Primitive Man / Spectral Voice in Toronto, March 2018

Devastating death metal is the order of the night. Concrete slab-throwers Primitive Man have returned to desecrate TO alongside fellow Denver inhabitants Spectral Voice – one of the more dynamic acts to ignite the death metal subterranean in recent history. Lee’s Palace is buzzing with extreme metal adherents eager to abuse their aural capabilities.

Primitive Man & Spectral Voice @ Lee’s Palace, 24 March 2018

with openers Minors and IRN


Spectral Voice

Dark Descent Records boys Spectral Voice were birthed in 2012 but released their debut full-length Eroded Corridors of Unbeing last year, following a spate of demos, some of which made waves in the dank death metal underground. These Colorado dwellers probably garnered a sizeable portion of their fan base from their other act, the highly lauded tech death outfit Blood Incantation. Not bad being a part of two of the premier underground death metal outfits! The four-piece waste no time ushering typically ’90s-sounding death doom metal. The guitar tone has the same level of antisocial brutality that Evoken have, although the music is less focused on complexity and atmosphere in favour of straight-forward bludgeoning like Disma.

Playing funeral doom in front of intoxicated punters as a support is a brave risk for obvious reasons but Spectral Voice’s face-rearranging rhythms, introspective guitar leads and ancient death meal homage equip the music with an energetic sensibility that transposes itself well into the live realm; the audience’s reaction appears to corroborate this. ‘Thresholds Beyond’ and ‘Terminal Exhalation of Being’ are particular highlights and the Americans’ animated stage presence oversees no deficit of heads banging. The black cherry on the top is that the sound is great and increases the dread factor. This is a stellar performance that communicates the music even better than listening to the record.

www.facebook.com/Necroticdoomspectralvoice.bandcamp.com


Headliners Primitive Man have their work cut out for them in surpassing their support. It’s surprising to see them back live in Toronto so soon following their debut North American trek in November with Bell Witch. It’s encouraging to see them play Lee’s Palace, double the size of the Coalition, where they were last crushing skulls. For a trio, they sure are a noisy collective. For the whole set, frontman ELM has his microphone stand facing to the side of the stage, avoiding frontal contact with the crowd. Their harrowing notes can collectively be termed sludge/doom with plenty of death metal influence. The music is simultaneously chilling, pressurizing and violent. It’s like getting your skin dissolved by corrosive acid, very depressing and hate-strewn music.

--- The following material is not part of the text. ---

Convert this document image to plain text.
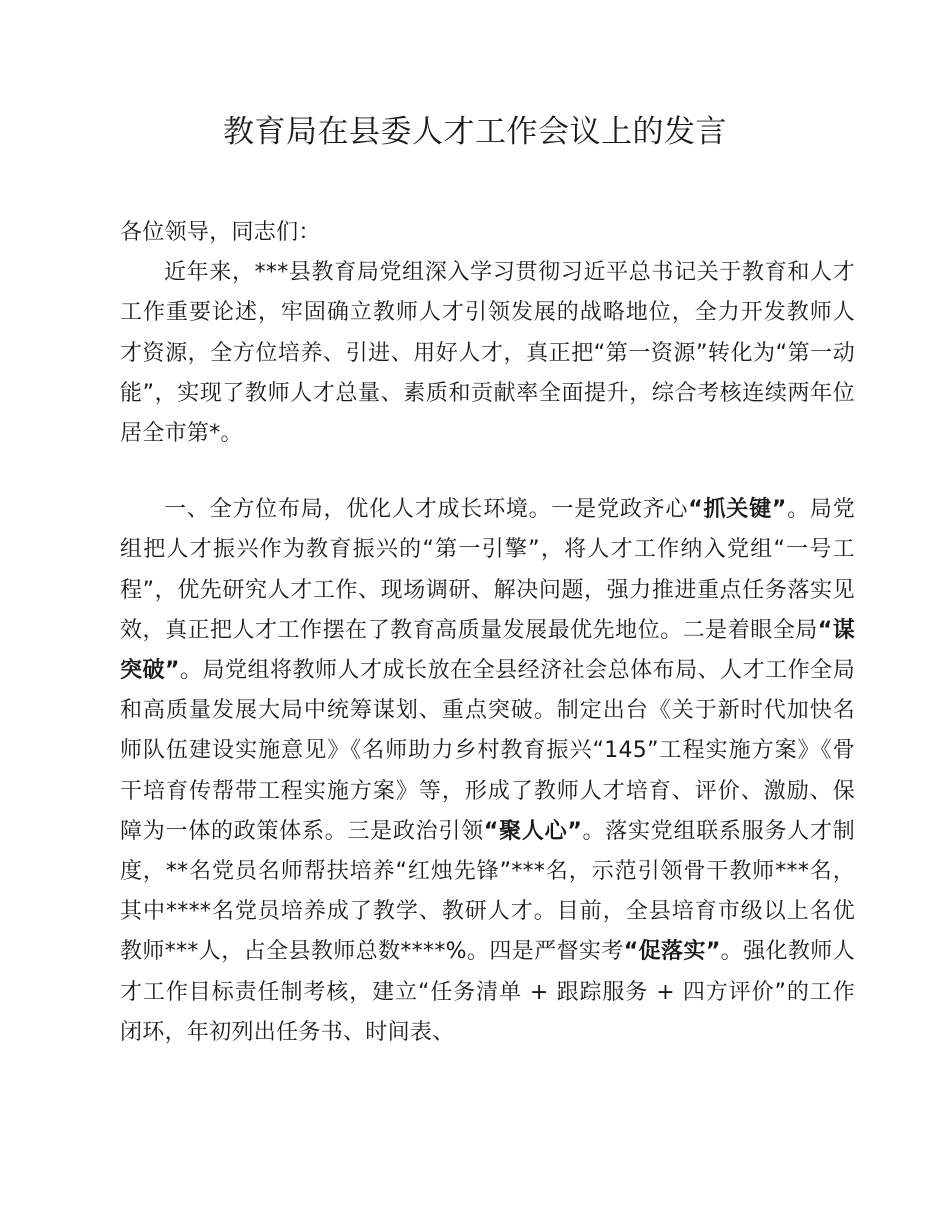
教育局在县委人才工作会议上的发言

各位领导，同志们：

近年来，***县教育局党组深入学习贯彻习近平总书记关于教育和人才工作重要论述，牢固确立教师人才引领发展的战略地位，全力开发教师人才资源，全方位培养、引进、用好人才，真正把“第一资源”转化为“第一动能”，实现了教师人才总量、素质和贡献率全面提升，综合考核连续两年位居全市第*。

一、全方位布局，优化人才成长环境。一是党政齐心“抓关键”。局党组把人才振兴作为教育振兴的“第一引擎”，将人才工作纳入党组“一号工程”，优先研究人才工作、现场调研、解决问题，强力推进重点任务落实见效，真正把人才工作摆在了教育高质量发展最优先地位。二是着眼全局“谋突破”。局党组将教师人才成长放在全县经济社会总体布局、人才工作全局和高质量发展大局中统筹谋划、重点突破。制定出台《关于新时代加快名师队伍建设实施意见》《名师助力乡村教育振兴“145”工程实施方案》《骨干培育传帮带工程实施方案》等，形成了教师人才培育、评价、激励、保障为一体的政策体系。三是政治引领“聚人心”。落实党组联系服务人才制度，**名党员名师帮扶培养“红烛先锋”***名，示范引领骨干教师***名，其中****名党员培养成了教学、教研人才。目前，全县培育市级以上名优教师***人，占全县教师总数****%。四是严督实考“促落实”。强化教师人才工作目标责任制考核，建立“任务清单 + 跟踪服务 + 四方评价”的工作闭环，年初列出任务书、时间表、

A heady helping from last year’s sophomore album Caustic is aired out including ‘My Will’, ‘Victim’ and ‘Tepid’. The music drags its weighted toxic corpse through the venue, leaving a sulphuric scent in the air. The sound remains fantastic for Primitive Man, sounding optimally sludgy without the instruments bleeding into each other. It’s challenging metal to appreciate and could be the reason why some attendees’ patience is whittling away and their banal conversations disrespectfully perforate Primitive Man’s music. There is more variation that meets the eye on display. Guitars are punctuating, stinging or foreboding. The drums alternative between death metal stomps and sinister build ups. Admittedly, the three-piece are not as vigorous as Spectral Voice but the music is still deliciously misanthropic and spiteful on its own merit. Their set ends quite abruptly and without an encore but satisfyingly enough. As a standalone act, they can be considered solid but playing after Spectral Voice is a difficult act to follow. Still a glorious night for two different but equally intriguing strains of malignant metal.